Menn sé ek ganga         frá Munarvágum,
gunnar gjarna         í grám serkjum.
Þeir hafa reiðir         rómu háða;
eru okkur skip         auð á ströndu.

Ek sé menn ganga frá Munarvágum, gjarna gunnar í grám serkjum. Reiðir hafa þeir háða rómu; skip okkur eru auð á ströndu.

I see men proceeding from Munarvágar, eager for a fight in grey mail-coats. Angry, they have fought a battle; our ships are empty on the beach.

Mss: 344a(16v), 343a(67v), 471(74r), 173ˣ(35v) (Ǫrv)

Readings: [2] Munarvágum: ‘minne vógum’ 173ˣ    [3] gunnar: gumnar 471    [8] auð á ströndu: á ströndu niðri 173ˣ

Editions: Skj: Anonyme digte og vers [XIII], E. 10. Vers af Fornaldarsagaer: Af Ǫrvar-Oddssaga III 3: AII, 290-1, BII, 311, Skald II, 165; Ǫrv 1888, 98, Ǫrv 1892, 52-3, FSGJ 2, 253; Edd. Min. 62.

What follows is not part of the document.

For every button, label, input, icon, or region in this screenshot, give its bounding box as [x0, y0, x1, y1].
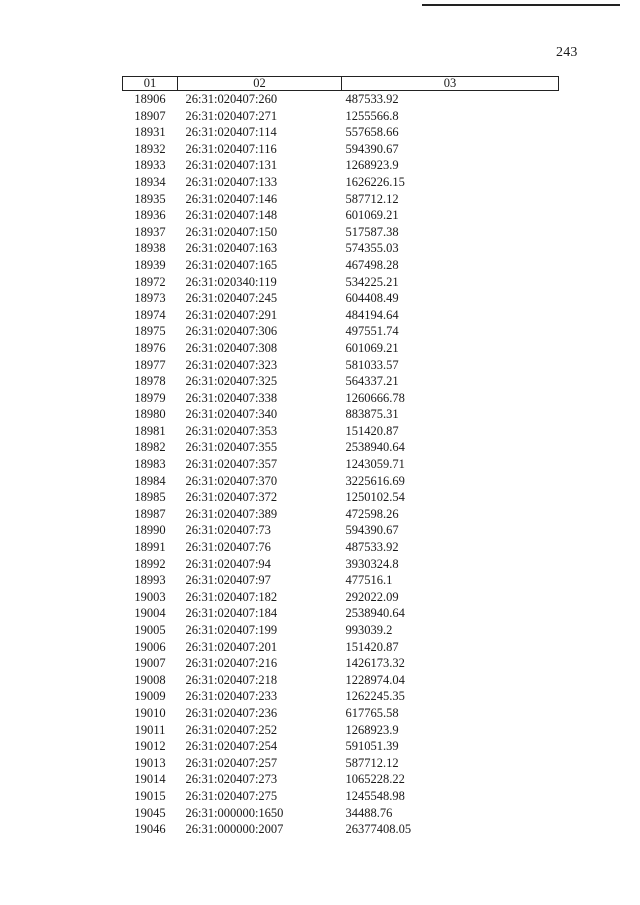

Context: This stanza is spoken by Oddr, according to the saga, and is introduced by the following prose sentence: Þá sér Oddr hvar þeir ganga berserkirnir, ok varð honum ljóð á munni ‘Then Oddr sees where the band of berserks is walking, and a song came to his lips’.

Notes: [2] frá Munarvágum ‘from Munarvágar’: According to the prose of Ǫrv immediately preceding the Samsø stanzas (Ǫrv 1888, 94), this is the name of some inlets or creeks on Samsø where Oddr and Hjálmarr found anchorage for their ships while they repaired them. The name is also recorded in the sg. in the prose of Heiðr (see Heiðr 1924, 9, 10, 96, 104, 105; Heiðr 1960, 5 and n. a); for variant spellings in Una- or Unnar- cf. HHund I 31/2. That the Munar- form is correct is confirmed by alliteration (cf. Heiðr 1924, lxviii). It is also found in Herv Lv 10/8 (Heiðr 27). The first element of the name possibly derives from munr ‘desire, love’.